How do you know if you’re ill? Pandemic has access to an “anonymous panel of around 7 million people, across 150 countries”, showing how our bodies feel under stress. If you panic and lie,…

Are infections causing disease? Science Weekly podcast

How do you know if you’re ill? Pandemic has access to an “anonymous panel of around 7 million people, across 150 countries”, showing how our bodies feel under stress. If you panic and lie, you get more information, which you can add to a biological “health profile” (there’s a fancier version of that as well). The main point is that when we do, it affects how our brains and bodies operate – that’s why doctors think it is not only to do with stress, but that it affects our genes as well. They’re talking about a biogeochemical imbalance, perhaps relating to stress, toxins or norepinephrine; or they might be more broadly about how genes relate to our cells.

“Scientific evidence suggests that many imbalances in the blood, such as elevated blood pressure, which can contribute to cardiovascular disease, might be due to widespread alterations in gene expression due to this type of biological condition,” says Tesr Xisabeti, at the University of Freiburg.

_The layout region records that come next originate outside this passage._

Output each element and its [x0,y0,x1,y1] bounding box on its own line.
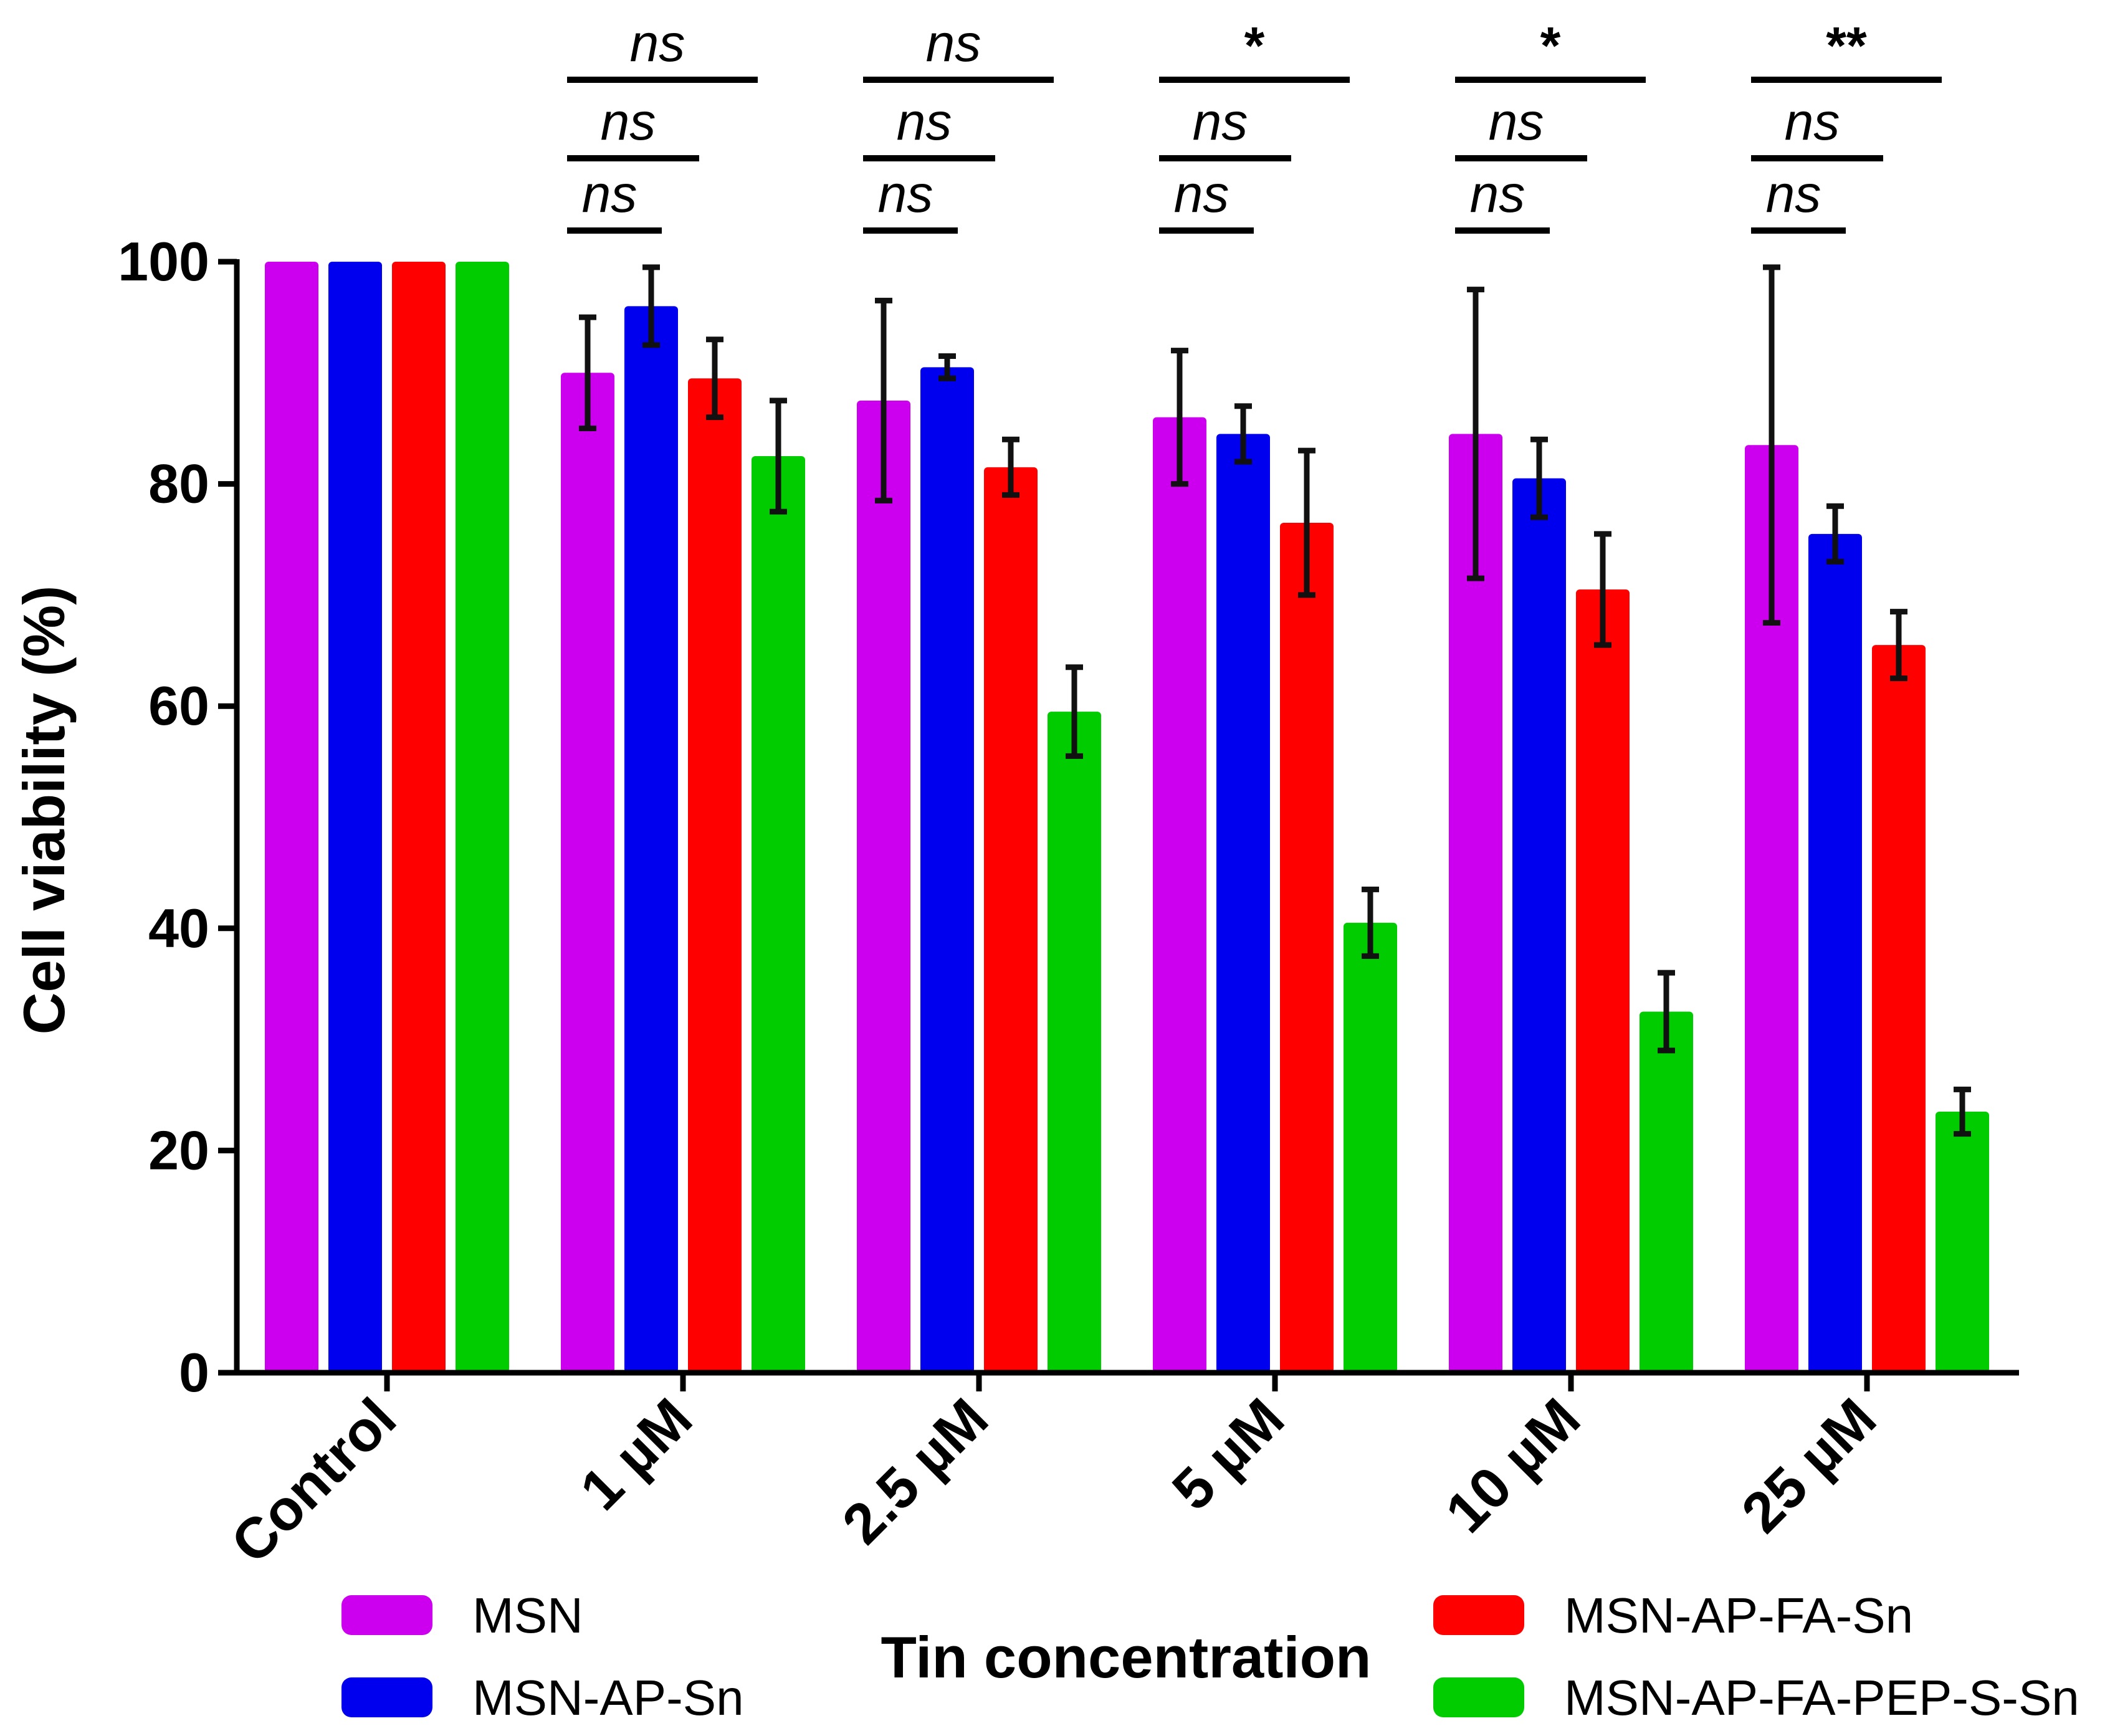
bar [1872,645,1926,1373]
bar [456,262,509,1373]
bar [328,262,382,1373]
y-tick-label: 100 [118,231,209,292]
bar [688,378,742,1373]
legend-swatch [341,1677,432,1717]
bar [561,373,614,1373]
bar [1153,417,1206,1373]
significance-label: ns [1766,165,1821,223]
significance-label: ns [1193,92,1248,151]
bar [1808,533,1862,1373]
legend-label: MSN-AP-FA-Sn [1564,1588,1913,1643]
x-tick-label: 1 µM [568,1386,704,1522]
y-tick-label: 80 [148,453,209,515]
x-axis-title: Tin concentration [881,1624,1372,1690]
significance-label: ns [1174,165,1229,223]
bar [1576,589,1630,1373]
significance-label: ns [601,92,656,151]
bar [1745,445,1798,1373]
bar [1640,1011,1693,1373]
bar [920,367,974,1373]
significance-label: ns [1470,165,1525,223]
significance-label: * [1244,16,1265,75]
bar [624,306,678,1373]
x-tick-label: 10 µM [1434,1386,1592,1545]
y-tick-label: 40 [148,897,209,959]
y-tick-label: 0 [179,1342,209,1403]
bar [752,456,805,1373]
bar [1344,922,1397,1373]
bar [1512,478,1566,1373]
significance-label: * [1540,16,1561,75]
y-tick-label: 60 [148,675,209,737]
significance-label: ns [630,14,685,72]
bar [1449,434,1502,1373]
significance-label: ** [1826,16,1867,75]
legend-swatch [1433,1677,1524,1717]
significance-label: ns [1785,92,1840,151]
legend-label: MSN-AP-Sn [472,1670,744,1725]
legend-label: MSN [472,1588,583,1643]
x-tick-label: Control [219,1386,408,1575]
bar [1280,523,1334,1373]
bar [1936,1111,1989,1373]
y-axis-title: Cell viability (%) [11,586,77,1035]
significance-label: ns [926,14,981,72]
bar [857,400,910,1373]
significance-label: ns [878,165,933,223]
significance-label: ns [897,92,952,151]
bar [392,262,446,1373]
bars-layer [265,262,1989,1373]
legend-label: MSN-AP-FA-PEP-S-Sn [1564,1670,2079,1725]
bar [265,262,318,1373]
bar [1048,712,1101,1373]
x-tick-label: 5 µM [1160,1386,1296,1522]
y-tick-label: 20 [148,1119,209,1181]
legend: MSN MSN-AP-Sn MSN-AP-FA-Sn MSN-AP-FA-PEP-S-… [341,1588,2079,1725]
significance-label: ns [1489,92,1544,151]
significance-layer: ns ns ns ns ns ns * ns ns * ns ns ** ns ns [567,14,1942,234]
bar [1216,434,1270,1373]
significance-label: ns [582,165,637,223]
bar [984,467,1038,1373]
legend-swatch [341,1595,432,1635]
legend-swatch [1433,1595,1524,1635]
x-tick-label: 2.5 µM [831,1386,1000,1556]
error-bars-layer [579,264,1971,1137]
x-tick-label: 25 µM [1730,1386,1888,1545]
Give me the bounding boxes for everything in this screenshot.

But the concept of “pathogens” is now being injected into this issue, suggesting that infection is at the heart of the problem.

“The sequence of infections can have a lasting effect on genes, which may hinder disease progress,” says Jerry Holt, at the University of Calgary. “If these bugs are circulating, they will make their way into the blood and could disrupt the immune system.”

With viruses and bacteria, the impact is usually more delayed than natural disasters, maybe because you could start coughing for some time before you needed antibiotics, but of course flu may hit not so much later.

David Hanson at the Universiteit Leuven in Belgium believes “it might become easier for researchers to develop vaccines against pandemics” – a sci-fi idea for today, but which may help us prepare for what could be in the offing. It suggests we might be able to start developing them now.

Hanson has his eye on influenza, perhaps because it could be such a fraught disease: “In 1918, the flu epidemic contributed to about 25 million deaths worldwide,” he says. “In Europe, Europe – nearly all of Europe – succumbed.”

Jafar Erzar at University College London reckons that interventions in a human immune system against a virulent strain of influenza could be possible in just five years. “It would take centuries for an effective therapy against any other type of infectious agent, so you really want a vaccine and a treatment at the same time.”